Blocked in Russia


A week ago, one of the sites we were hosting was reported to us by the Russian authorities (specifically, the Federal Service for Supervision in the Sphere of Telecom, Information Technologies and Mass Communications [ROSKOMNADZOR]) for hosting illegal content. They said that we must take it down, or risk having the associated IP address blocked in Russia.

In the current political climate, it’s very important to note that the site in question was offering services that are illegal not just in Russia, but in the UK, the United States, and almost every other country we can think of. Our terms and conditions do not allow sites engaging in “any activities that are illegal”. We were glad to have it brought to our attention on that basis. If the situation had been different, and (say) we’d been told to take down a website expressing political views by the government of a country hostile to those views, our response would have been very different.

But in this case, the situation was clear-cut. We took the site down, notified its owner that we’d done so and explained why, and responded to the original notification saying that we had done this.

Last night, we discovered that the site had been re-created, and we took it down again and blocked all access for the user. But it seems that this was too late; today a different Russian customer contacted us and said that they could not access their own site, or PythonAnywhere. Further investigation determined that the IP address in question had indeed been blocked by the Russian government. It’s accessible from everywhere else in the world – but not from Russia. This is a problem, because the address in question serves our own site, and a large portion of our customers’. And we have a lot of customers in Russia!

We do have the capability to move sites from IP address to IP address (that’s part of why we strongly recommend that customers with custom domains use CNAMEs instead of A records to set up their websites), but this was not designed to be done under emergency circumstances, so it takes time. We felt that in this case, a rapid response was required.

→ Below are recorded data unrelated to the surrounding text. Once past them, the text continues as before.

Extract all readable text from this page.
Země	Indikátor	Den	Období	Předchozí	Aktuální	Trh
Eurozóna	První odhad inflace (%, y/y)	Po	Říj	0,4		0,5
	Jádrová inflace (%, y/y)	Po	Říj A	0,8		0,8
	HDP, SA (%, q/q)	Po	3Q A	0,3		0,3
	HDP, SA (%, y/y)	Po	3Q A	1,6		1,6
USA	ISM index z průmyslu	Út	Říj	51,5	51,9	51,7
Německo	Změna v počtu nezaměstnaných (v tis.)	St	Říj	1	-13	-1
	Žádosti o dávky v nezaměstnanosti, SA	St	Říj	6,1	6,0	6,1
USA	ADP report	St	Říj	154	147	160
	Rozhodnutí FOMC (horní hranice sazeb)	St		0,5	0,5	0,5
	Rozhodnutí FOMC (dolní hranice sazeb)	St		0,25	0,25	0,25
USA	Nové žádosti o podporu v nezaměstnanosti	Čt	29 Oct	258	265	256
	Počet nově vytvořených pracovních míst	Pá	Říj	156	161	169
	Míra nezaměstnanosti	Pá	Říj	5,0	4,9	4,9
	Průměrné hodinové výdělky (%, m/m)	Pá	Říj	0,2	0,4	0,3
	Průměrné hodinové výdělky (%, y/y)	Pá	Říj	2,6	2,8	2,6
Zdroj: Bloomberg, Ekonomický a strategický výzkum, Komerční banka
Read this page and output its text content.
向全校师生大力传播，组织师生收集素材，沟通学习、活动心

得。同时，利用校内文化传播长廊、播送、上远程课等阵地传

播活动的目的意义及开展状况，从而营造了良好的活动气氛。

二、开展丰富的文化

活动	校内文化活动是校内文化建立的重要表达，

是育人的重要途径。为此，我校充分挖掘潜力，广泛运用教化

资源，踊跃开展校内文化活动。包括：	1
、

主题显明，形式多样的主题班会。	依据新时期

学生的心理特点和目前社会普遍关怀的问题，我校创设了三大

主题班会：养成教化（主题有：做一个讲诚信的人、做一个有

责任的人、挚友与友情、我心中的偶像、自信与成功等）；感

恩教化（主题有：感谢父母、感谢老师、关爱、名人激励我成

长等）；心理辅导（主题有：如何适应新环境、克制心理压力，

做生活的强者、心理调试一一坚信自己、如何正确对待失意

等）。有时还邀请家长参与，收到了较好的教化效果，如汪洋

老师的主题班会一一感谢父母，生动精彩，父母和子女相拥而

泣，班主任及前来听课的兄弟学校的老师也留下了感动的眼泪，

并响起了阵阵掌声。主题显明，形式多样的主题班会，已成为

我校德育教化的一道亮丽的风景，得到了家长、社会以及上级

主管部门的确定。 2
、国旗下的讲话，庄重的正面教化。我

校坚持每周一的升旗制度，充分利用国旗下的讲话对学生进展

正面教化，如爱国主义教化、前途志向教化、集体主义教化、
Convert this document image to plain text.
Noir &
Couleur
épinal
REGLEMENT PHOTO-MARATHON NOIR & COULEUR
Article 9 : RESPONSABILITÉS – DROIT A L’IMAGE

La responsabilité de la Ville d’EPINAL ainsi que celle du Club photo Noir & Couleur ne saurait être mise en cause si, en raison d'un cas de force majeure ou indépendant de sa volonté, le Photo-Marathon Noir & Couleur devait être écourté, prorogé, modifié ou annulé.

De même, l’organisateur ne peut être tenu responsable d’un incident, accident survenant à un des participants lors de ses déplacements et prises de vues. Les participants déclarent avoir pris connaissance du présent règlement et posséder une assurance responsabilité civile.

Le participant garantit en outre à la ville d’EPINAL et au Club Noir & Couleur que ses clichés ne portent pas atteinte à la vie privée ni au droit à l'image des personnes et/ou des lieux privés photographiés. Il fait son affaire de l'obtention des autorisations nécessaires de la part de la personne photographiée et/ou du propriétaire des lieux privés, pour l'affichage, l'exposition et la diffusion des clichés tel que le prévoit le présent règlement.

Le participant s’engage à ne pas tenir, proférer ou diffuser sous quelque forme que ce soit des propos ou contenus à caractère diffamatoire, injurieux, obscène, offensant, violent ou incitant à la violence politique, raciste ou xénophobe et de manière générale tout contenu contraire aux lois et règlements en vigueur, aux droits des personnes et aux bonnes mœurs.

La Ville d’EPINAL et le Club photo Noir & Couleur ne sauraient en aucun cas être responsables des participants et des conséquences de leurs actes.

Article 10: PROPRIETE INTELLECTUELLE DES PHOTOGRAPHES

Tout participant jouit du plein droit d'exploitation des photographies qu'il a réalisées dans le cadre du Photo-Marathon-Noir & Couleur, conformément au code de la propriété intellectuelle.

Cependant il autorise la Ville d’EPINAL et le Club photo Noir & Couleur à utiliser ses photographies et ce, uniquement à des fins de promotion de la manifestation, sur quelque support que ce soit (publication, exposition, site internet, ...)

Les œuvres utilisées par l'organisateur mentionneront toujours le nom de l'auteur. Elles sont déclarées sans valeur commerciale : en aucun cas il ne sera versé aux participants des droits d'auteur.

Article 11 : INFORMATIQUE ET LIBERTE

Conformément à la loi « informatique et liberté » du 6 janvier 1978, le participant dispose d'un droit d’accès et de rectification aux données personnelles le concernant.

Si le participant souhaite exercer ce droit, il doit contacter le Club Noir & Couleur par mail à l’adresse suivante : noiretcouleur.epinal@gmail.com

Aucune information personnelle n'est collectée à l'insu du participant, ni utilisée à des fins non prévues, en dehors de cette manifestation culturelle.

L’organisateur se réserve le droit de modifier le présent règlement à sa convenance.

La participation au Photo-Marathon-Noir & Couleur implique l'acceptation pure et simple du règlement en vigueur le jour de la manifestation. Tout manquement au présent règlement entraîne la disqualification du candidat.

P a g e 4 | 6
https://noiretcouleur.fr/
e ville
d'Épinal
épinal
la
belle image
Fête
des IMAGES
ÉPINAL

As such, we’ve implemented a secondary IP address that will work for any PythonAnywhere-hosted website. Over the course of this weekend, we will be testing it. If it is essential that your website be visible in Russia, please contact us on support@pythonanywhere.com and we can move you across during this testing period. If it all looks good early next week, we’ll move all other sites on the old IP address over, including our own.

[update] As of 17:15 on 2017-03-07, we’ve migrated all websites over to the new, unblocked IP address. The only sites that should still be affected are those configured via A records (or similar) to route directly to the old address (a small number). We’ll be scanning the sites we host and emailing the affected customers tomorrow.